Entrepreneur tells others how to achieve success Print E-mail

Entrepreneur tells others how to achieve success

Posted on Mon, Oct. 22, 2007 10:15 PM
By HUMA KHAN / Special to The Kansas City Star

Everyone — not just business owners — can and should be an entrepreneur, according to Neal Sharma, founder and chief executive of the Overland Park-based Digital Evolution Group.

Being an entrepreneur versus an employee is simply a matter of choice, said Sharma, 31, who started his e-consultancy in 1999 with Dale Hazlett when they were graduate students at the University of Kansas.

“That choice is rooted in fear and business illiteracy,” he said last week as the guest speaker in the 2007 Entrepreneur Speakers Program Series at Polsinelli Shalton Flanigan Suelthaus PC. “If you can overcome that, you can drive your own car, party till you drop and build a building based on your beliefs.”

Sharma outlined his reasoning to about 40 people who attended the event, sponsored by the Institute of Entrepreneurship and Innovation at the University of Missouri-Kansas City.

“Never trust your destiny to the business acumen of someone else,” Sharma said. “In my business, my partners and I drive the car.”

Entrepreneurs, he said, must decide how they are going to steer the car and mitigate risks.

For example, even though Sharma and his partners initially spent hours designing creative software tools, they realized that focusing on consulting services was more profitable. With the capital raised by focusing on one aspect, they were then able to expand their services. Digital Evolution, now a $2.7 million firm, has recorded double-digit growth since its inception.
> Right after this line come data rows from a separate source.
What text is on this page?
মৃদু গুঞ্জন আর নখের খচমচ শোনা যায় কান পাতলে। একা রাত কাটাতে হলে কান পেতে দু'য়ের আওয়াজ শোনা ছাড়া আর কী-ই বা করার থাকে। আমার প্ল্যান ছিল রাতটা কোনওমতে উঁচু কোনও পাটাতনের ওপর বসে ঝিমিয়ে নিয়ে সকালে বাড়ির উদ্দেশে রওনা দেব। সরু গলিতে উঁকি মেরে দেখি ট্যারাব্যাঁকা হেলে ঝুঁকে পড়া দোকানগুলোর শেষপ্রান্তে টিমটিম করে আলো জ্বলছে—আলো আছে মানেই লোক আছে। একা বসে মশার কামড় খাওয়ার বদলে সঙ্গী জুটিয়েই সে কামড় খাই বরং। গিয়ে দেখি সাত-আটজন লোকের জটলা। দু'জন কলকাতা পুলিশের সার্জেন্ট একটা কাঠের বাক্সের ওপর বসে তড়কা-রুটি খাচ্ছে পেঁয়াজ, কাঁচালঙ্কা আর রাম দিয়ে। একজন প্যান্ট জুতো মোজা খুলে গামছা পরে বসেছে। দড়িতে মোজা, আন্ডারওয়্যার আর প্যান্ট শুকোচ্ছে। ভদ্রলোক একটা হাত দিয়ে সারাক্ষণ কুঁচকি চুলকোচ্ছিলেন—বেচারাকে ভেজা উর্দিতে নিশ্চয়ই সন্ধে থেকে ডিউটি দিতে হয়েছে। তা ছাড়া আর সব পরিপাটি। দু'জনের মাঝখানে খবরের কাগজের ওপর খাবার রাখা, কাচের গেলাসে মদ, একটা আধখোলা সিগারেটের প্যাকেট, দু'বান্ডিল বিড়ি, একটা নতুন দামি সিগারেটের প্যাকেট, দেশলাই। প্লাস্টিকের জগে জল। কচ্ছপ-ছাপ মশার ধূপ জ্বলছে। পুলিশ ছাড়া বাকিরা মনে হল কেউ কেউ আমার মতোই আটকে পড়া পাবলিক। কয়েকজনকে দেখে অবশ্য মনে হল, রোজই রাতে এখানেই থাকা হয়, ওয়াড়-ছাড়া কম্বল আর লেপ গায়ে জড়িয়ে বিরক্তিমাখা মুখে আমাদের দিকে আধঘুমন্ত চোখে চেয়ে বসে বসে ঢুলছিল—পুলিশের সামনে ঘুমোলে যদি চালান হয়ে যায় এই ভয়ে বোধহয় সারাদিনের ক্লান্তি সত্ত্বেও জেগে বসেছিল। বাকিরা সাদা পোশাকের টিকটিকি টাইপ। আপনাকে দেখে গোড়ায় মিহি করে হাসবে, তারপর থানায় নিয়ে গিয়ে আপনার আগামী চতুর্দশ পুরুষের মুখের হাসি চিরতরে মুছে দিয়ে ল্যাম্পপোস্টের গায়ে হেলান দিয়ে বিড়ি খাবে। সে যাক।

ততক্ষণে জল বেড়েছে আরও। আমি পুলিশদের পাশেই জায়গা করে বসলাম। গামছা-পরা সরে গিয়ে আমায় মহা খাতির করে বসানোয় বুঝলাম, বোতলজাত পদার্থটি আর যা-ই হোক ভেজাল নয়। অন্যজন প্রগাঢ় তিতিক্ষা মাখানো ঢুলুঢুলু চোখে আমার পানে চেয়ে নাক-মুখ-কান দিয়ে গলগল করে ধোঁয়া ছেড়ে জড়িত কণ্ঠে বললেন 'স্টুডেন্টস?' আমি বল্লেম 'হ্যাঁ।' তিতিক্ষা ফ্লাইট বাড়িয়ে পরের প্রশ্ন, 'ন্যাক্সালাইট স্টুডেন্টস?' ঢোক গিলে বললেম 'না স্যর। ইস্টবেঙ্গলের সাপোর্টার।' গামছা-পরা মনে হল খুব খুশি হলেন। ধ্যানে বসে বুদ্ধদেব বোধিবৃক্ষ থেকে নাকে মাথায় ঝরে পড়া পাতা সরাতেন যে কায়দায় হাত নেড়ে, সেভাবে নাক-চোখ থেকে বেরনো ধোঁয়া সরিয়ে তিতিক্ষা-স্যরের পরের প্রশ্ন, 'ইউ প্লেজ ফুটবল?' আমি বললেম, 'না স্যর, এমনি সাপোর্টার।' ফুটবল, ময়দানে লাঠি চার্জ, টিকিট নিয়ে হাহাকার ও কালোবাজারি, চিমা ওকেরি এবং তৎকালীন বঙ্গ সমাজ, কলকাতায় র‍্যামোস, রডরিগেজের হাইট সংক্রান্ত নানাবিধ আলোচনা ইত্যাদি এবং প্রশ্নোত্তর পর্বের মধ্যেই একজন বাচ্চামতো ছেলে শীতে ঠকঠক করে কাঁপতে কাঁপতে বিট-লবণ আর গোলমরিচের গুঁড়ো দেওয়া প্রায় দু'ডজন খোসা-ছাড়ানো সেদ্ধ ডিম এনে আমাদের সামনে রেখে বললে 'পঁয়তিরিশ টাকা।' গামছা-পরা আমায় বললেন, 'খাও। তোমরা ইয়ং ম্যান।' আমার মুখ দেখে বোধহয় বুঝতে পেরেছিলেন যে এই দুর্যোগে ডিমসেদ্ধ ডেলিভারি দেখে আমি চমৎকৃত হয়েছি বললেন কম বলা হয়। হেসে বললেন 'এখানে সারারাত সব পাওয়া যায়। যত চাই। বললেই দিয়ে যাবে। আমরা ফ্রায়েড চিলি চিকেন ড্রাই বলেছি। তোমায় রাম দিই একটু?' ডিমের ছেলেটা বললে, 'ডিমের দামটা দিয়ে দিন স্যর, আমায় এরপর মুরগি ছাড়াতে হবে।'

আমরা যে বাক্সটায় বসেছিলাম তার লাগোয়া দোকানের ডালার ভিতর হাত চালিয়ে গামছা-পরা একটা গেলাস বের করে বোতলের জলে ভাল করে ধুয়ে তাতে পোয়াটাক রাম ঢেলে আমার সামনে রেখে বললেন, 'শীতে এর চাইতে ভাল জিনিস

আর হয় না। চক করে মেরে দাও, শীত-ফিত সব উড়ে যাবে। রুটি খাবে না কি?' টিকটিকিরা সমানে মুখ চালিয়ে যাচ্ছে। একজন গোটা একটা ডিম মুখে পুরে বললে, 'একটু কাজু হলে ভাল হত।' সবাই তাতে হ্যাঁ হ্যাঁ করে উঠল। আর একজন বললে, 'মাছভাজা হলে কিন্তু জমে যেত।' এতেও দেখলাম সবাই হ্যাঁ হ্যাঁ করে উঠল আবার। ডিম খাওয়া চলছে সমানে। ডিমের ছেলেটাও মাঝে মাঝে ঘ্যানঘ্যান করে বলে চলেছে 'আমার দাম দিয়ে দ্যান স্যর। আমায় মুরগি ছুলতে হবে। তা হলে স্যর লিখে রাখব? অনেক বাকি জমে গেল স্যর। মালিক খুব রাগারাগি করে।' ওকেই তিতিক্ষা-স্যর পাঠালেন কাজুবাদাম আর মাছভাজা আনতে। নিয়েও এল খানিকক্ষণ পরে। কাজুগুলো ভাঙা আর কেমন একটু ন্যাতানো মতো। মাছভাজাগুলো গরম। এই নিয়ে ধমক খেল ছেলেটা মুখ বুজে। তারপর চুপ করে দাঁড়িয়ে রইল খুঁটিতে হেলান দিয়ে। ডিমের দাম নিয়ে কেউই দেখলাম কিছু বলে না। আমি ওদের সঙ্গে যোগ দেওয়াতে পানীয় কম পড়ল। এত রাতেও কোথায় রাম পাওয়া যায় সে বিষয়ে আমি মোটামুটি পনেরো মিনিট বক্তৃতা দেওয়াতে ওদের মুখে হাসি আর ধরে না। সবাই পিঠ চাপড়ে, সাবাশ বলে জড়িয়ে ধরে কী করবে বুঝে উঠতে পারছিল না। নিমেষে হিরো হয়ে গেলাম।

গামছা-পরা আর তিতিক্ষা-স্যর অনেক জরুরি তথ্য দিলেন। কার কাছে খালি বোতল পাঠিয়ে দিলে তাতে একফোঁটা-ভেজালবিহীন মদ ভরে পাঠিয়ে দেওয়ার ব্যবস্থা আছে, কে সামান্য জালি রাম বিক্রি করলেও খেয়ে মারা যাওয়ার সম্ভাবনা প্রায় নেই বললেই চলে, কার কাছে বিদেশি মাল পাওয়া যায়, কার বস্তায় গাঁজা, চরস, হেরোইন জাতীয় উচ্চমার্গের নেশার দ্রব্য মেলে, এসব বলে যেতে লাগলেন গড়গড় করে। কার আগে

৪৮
Another reason for pursuing an entrepreneur focus, he said, is that there is “no end to the party.” An employee’s salary may reach a ceiling, but an entrepreneurial venture can catapult to $30 million or $350 million. Entrepreneurs are limited only by their own potential, Sharma said.

He likened being an entrepreneur to building a cathedral. Since people spend their work life laying bricks to construct a building, so to speak, why not build one that is an embodiment of one’s beliefs, convictions and morals?

Employees can also drive the car, hold a never-ending party and build a cathedral, Sharma said, if they are part of an entrepreneurial venture that allows them to grow. He said the 30 employees at his firm have the opportunity to drive the car relative to their amount of risk in the company.

Sharma, who started Digital Evolution with $300,000 raised from four angel investors, said the average employee does not take any less risk than an entrepreneur. In fact, he said, employees are bound to others’ decisions and have to worry about issues such as health care and taxes.

“What you are thinking about is how am I going to happen to the world tomorrow, not what’s going to happen to me,” he said.

The biggest challenge for Digital Evolution was being distracted by its own creativity, Sharma said, noting the importance of focusing on a narrow set of goals before spending capital on other services or products.

Sharma outlined three things necessary to start a business: intellectual capital, which he described as processes in systems, not people; financial capital; and relationship capital.

“If you understand that your reputation is your greatest asset, then you understand that relationship is important,” he said.